Protip: don’t name your indie puzzler after a polarizing 90s Robin Williams flick. People might purchase it under the mistaken belief that you’ll get a chance to avenge Ruffio’s death. Speaking of which, why exactly did they have to kill off Ruffio? What, were the stakes not high enough when Captain Hook had merely kidnapped Peter Pan’s children and had already threatened to kill them? You can’t even say Pan avenged Ruffio. Hell, he tried to give Hook a chance to leave Neverland instead of finishing him off. Hook turned them down, then possibly escaped via a teleportation device hidden inside a giant stuffed crocodile, leaving open the possibility of a sequel. You know, if the movie had actually made money and Spielberg didn’t wrap the shoot hoping that Julia Roberts choked to death on her own malformed ego.

By the way indie game Hook developer, now my review will show up in Google searches for both Hook the movie and Hook the your game. You’re welcome.

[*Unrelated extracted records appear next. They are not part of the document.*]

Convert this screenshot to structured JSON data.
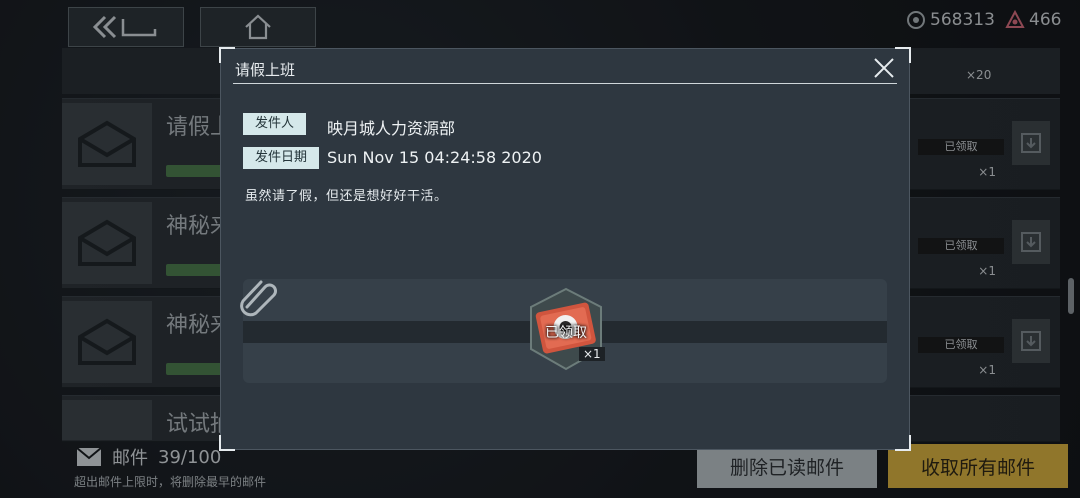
{
  "topbar": {
    "currency_a": "568313",
    "currency_b": "466"
  },
  "mail_list": {
    "rows": [
      {
        "title": "请假上班"
      },
      {
        "title": "神秘来"
      },
      {
        "title": "神秘来"
      },
      {
        "title": "试试抽"
      }
    ],
    "claimed_label": "已领取",
    "qty": "×1",
    "top_qty": "×20"
  },
  "footer": {
    "mail_label": "邮件",
    "mail_count": "39/100",
    "hint": "超出邮件上限时，将删除最早的邮件",
    "delete_read": "删除已读邮件",
    "claim_all": "收取所有邮件"
  },
  "modal": {
    "title": "请假上班",
    "sender_label": "发件人",
    "sender": "映月城人力资源部",
    "date_label": "发件日期",
    "date": "Sun Nov 15 04:24:58 2020",
    "body": "虽然请了假，但还是想好好干活。",
    "attachment": {
      "claimed_label": "已领取",
      "qty": "×1"
    }
  },
  "colors": {
    "accent_gold": "#d9b13d",
    "label_bg": "#d5e8ea",
    "modal_bg": "#2e3740"
  }
}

Hook is a minimalist puzzler based on reeling in lines and hooks. You press buttons to pull a line. If the line (and any hooks attached to it) have no resistance, they vanish. If they’re not free, you have to start over (about forty odd levels in, they add lives, presumably to cut down on the tedium of making a mistake and starting over). The further along you are, the more convoluted the stages get, eventually requiring you to change the directions of the lines, account for radio-like signal jumps, and so forth. It’s not exactly thrilling stuff, but at least its original and interesting enough that it never becomes a slog. I know this review isn’t exactly overflowing with my usual wit and wisecracks. To which I say, look I have to work with.

See? It looks like IKEA instructions. And really, the only complaint I have is Hook is too damn easy. Lots of puzzle games can be solved by simple reverse-engineering, but Hook takes this to such a fundamentalist level that it feels more like a time waster than something truly built to flex your grey matter. Every next-step you take in Hook is self-evident: simply find the lines that are free to be pulled out and arrange the junctions so that only they are removed, then repeat with newly freed lines. So yeah, Hook is a digital, semi-pretentious art-house version of Pick Up Sticks. But hey, I’m a semi-pretentious indie gaming critic who happens to be unbeatable at Pick Up Sticks so this sort of thing is my bag.

Hook was developed by Maciej Targoni & Wojciech Wasiak
Point of Sale: Steam, Nintendo Switch

$0.99 avoided the boo-box in the making of this review.

Hook is Chick-Approved and ranked on the Indie Gamer Chick Leaderboard.